O desejo dos gaúchos em superar a maior tragédia natural da história do Estado tem sido representado por um símbolo tradicional: a bandeira do Rio Grande do Sul. Hasteada em vários lugares do RS, ela se tornou também uma forma de expressar apoio ao povo gaúcho. Em alguns estabelecimentos, o estoque do produto acabou:
— Está em falta, eu não tenho mais bandeira desde a semana passada — diz Arnaldo César Souza, proprietário das lojas Casa do Peão, de artigos gauchescos, no Centro de Porto Alegre. — Todo mundo quer colocar a bandeira do Rio Grande do Sul em frente ao seu comércio ou na porta de casa. O gaúcho se identifica muito com a bandeira e com o hino.

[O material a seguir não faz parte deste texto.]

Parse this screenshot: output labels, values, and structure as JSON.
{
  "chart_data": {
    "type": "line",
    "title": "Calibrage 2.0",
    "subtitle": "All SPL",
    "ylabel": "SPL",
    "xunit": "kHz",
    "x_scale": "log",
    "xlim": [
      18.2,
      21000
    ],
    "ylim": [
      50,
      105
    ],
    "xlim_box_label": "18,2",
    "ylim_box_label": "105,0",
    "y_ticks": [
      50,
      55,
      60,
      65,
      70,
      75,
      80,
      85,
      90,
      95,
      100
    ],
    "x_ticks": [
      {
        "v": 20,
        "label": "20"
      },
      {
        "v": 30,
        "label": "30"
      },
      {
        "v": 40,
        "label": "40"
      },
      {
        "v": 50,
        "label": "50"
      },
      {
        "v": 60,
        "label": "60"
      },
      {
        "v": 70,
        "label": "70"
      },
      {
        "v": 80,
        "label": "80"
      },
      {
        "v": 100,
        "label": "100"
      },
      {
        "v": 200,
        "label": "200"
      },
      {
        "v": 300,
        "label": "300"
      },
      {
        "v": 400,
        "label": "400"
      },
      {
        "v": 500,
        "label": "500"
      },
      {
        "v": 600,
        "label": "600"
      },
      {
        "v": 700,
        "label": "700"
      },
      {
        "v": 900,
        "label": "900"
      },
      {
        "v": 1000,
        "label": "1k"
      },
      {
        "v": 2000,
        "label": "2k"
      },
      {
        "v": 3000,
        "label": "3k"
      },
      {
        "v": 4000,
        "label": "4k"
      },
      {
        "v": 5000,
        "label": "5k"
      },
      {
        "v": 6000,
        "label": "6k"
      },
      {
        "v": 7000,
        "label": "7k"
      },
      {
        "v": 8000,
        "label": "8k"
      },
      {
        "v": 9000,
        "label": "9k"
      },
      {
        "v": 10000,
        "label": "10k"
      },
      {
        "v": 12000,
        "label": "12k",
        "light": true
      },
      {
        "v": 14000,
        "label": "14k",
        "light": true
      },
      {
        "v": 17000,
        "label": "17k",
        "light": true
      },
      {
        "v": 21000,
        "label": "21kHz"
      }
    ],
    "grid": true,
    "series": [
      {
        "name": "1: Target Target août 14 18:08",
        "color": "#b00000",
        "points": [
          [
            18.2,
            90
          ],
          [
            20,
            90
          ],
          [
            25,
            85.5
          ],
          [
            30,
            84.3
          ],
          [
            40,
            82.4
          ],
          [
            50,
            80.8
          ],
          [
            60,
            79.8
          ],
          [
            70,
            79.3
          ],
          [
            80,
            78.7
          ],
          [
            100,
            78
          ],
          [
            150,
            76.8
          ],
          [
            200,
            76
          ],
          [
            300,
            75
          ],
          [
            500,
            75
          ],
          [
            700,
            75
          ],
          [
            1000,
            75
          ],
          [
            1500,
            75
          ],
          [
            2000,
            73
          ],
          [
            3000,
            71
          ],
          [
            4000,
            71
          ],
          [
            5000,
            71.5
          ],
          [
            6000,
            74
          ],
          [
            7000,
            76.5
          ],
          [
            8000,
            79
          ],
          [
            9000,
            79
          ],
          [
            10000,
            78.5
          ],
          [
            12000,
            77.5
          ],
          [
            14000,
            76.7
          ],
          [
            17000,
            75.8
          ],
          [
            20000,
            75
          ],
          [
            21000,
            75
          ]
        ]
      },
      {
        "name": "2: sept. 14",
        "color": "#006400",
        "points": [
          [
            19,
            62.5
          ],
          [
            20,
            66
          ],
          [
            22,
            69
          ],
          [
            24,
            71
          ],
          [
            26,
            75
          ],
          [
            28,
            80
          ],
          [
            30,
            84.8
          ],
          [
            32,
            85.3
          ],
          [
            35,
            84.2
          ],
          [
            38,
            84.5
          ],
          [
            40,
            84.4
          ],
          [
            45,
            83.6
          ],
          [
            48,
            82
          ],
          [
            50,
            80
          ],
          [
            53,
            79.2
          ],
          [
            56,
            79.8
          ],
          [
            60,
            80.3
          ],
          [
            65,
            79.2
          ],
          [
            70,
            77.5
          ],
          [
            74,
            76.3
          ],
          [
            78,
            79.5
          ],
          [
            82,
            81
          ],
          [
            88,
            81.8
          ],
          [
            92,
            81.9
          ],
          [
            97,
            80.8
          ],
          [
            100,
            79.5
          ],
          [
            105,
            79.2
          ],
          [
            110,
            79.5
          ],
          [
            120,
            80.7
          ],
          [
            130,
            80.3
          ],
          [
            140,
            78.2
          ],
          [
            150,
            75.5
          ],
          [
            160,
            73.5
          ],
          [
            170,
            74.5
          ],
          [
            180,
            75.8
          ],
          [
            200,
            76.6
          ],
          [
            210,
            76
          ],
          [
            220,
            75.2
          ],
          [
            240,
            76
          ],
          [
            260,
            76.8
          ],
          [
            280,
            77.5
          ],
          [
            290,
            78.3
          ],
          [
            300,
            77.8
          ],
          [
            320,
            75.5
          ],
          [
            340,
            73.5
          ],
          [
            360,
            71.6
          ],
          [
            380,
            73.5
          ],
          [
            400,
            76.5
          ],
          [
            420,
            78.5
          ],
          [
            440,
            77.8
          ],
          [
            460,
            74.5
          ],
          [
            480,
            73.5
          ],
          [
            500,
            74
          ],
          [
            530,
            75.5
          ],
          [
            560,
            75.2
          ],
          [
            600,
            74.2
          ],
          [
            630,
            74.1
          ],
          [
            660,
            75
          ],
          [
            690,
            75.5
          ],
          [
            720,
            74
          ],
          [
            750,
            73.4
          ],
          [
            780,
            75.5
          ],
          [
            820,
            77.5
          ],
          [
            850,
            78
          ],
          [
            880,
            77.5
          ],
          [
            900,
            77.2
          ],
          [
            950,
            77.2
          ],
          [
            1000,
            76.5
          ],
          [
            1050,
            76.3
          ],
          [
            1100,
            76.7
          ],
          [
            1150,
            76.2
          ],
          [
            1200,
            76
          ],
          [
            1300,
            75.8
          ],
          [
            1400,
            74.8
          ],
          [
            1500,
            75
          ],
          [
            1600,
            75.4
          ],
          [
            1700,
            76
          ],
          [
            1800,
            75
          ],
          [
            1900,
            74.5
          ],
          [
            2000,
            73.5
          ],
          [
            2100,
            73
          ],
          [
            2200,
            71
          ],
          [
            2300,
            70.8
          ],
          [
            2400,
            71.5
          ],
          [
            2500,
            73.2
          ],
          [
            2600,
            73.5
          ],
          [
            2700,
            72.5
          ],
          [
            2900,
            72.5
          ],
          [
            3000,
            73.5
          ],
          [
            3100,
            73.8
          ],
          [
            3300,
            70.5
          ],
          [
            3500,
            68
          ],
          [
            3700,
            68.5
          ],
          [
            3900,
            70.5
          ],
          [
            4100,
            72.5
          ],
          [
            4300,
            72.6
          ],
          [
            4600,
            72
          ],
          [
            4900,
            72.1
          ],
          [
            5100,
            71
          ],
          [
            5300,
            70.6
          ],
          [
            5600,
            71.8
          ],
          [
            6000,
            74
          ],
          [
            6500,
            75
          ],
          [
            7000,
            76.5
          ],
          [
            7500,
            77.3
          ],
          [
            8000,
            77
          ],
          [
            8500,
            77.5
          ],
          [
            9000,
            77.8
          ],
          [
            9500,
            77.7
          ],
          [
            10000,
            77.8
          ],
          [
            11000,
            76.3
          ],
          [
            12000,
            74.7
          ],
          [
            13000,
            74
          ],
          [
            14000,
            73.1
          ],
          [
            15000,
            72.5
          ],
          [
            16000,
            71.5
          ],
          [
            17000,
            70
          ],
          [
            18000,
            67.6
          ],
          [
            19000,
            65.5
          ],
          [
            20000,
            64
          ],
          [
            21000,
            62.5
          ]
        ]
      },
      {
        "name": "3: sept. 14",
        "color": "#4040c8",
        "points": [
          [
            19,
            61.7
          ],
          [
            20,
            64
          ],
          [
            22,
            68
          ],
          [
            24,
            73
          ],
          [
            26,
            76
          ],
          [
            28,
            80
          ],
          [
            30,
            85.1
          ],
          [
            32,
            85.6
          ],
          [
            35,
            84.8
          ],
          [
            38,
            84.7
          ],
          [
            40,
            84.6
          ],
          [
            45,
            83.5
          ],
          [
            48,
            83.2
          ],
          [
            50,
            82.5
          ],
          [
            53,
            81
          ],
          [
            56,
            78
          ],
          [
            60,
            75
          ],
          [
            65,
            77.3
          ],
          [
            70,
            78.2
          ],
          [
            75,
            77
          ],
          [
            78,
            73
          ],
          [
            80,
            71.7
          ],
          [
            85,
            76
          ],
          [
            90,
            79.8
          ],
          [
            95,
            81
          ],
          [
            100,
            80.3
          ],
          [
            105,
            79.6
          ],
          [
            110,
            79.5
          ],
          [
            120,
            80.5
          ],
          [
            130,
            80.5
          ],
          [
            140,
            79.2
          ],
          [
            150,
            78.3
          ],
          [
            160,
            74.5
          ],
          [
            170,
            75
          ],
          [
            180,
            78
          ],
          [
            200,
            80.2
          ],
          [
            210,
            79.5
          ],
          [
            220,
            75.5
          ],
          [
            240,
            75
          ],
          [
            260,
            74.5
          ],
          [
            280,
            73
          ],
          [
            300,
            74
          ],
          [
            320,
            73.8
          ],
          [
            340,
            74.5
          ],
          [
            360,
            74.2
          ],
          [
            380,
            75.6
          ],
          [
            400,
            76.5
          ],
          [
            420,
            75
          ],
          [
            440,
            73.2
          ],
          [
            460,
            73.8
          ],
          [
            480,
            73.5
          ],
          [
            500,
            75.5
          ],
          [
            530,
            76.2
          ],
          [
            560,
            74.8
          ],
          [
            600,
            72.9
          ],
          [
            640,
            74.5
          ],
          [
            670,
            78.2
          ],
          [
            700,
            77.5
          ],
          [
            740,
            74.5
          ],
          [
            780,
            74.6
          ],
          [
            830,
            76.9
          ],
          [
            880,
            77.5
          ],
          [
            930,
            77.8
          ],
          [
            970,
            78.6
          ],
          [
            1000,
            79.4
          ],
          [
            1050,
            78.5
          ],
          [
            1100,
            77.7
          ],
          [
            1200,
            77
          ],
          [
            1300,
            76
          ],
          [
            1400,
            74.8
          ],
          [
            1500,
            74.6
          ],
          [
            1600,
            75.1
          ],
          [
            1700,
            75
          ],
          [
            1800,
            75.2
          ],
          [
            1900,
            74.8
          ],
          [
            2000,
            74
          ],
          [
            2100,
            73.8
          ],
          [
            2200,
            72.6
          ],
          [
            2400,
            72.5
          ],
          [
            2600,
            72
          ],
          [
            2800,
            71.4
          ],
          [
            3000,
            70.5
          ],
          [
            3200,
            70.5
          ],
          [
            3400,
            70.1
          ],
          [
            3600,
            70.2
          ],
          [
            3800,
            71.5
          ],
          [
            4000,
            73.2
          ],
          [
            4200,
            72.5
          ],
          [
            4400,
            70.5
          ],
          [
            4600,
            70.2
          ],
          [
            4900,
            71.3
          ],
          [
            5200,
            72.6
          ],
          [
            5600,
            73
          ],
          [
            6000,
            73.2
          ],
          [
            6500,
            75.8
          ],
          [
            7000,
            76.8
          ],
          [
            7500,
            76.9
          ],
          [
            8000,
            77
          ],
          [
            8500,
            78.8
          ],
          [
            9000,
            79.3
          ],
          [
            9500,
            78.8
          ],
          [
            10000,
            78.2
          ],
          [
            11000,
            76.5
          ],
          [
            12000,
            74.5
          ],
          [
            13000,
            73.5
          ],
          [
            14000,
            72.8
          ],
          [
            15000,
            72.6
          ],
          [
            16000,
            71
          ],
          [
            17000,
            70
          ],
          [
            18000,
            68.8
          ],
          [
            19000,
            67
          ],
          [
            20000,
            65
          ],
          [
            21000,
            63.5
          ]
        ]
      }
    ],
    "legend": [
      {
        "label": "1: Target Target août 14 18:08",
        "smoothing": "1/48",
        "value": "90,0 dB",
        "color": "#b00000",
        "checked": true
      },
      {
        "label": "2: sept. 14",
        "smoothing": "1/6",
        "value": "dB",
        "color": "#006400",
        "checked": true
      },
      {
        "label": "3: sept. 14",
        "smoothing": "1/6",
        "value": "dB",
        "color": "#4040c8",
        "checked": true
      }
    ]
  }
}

Arnaldo conta, ainda, que houve bastante demanda de pessoas de outros Estados, como São Paulo, Rio de Janeiro e Mato Grosso, que vieram ajudar e quiseram levar uma bandeira como lembrança, com dedicatórias. A reposição do estoque está difícil por conta do efeito da enchente nas próprias fábricas. Além das bandeiras, as lojas de artigos gaúchos também têm feito a reposição de outros objetos tradicionais para quem foi afetado pela enchente.
— Vendemos também algumas pilchas para o pessoal que perdeu a sua indumentária. Vinham voluntários aqui comprar para poder doar — conta Greice Marion Ludwig, sócia-proprietária da loja Artegas, em Novo Hamburgo.
Para Henrique da Costa, pesquisador de assuntos relacionados à cultura gaúcha, a enchente de 2024 pode ser encarada como uma das muitas lutas do povo gaúcho.
— Talvez essa também possa ser uma ímpia e injusta guerra, na qual mostramos sim, valor e constância, especialmente na questão da solidariedade, que a gente viu foi algo inacreditável dentro de toda essa tragédia — Costa afirma, citando trecho do hino gaúcho.
Segundo o pesquisador, ostentar os símbolos da cultura gaúcha pode estar ligado à busca de força no momento difícil:
— Talvez nos dê um pouquinho mais de força para a gente lutar realmente contra esse momento difícil que estamos vivendo.
Costa explica que o “gaúcho”, como gentílico, só viria na virada do século 19 para o 20. Antigamente, quem nascia no Estado era chamado de riograndense ou sul-riograndense. Apesar de não haver provas documentais de como ocorreu essa transição, o pesquisador considera que a adoção do gentílico diferencia o RS de outros Estados por conta da identificação do gaúcho como figura histórica com suas próprias lutas, guerras e cultura.
— Nós, como povo, adotamos esse gentílico que realça, então, esse sentimento de ser gaúcho. Ele vai tornar todos aqueles nascidos no Estado, que a gente pode dizer como sendo “gaúcho por direito”, quase como um direito de nascimento — diz Henrique.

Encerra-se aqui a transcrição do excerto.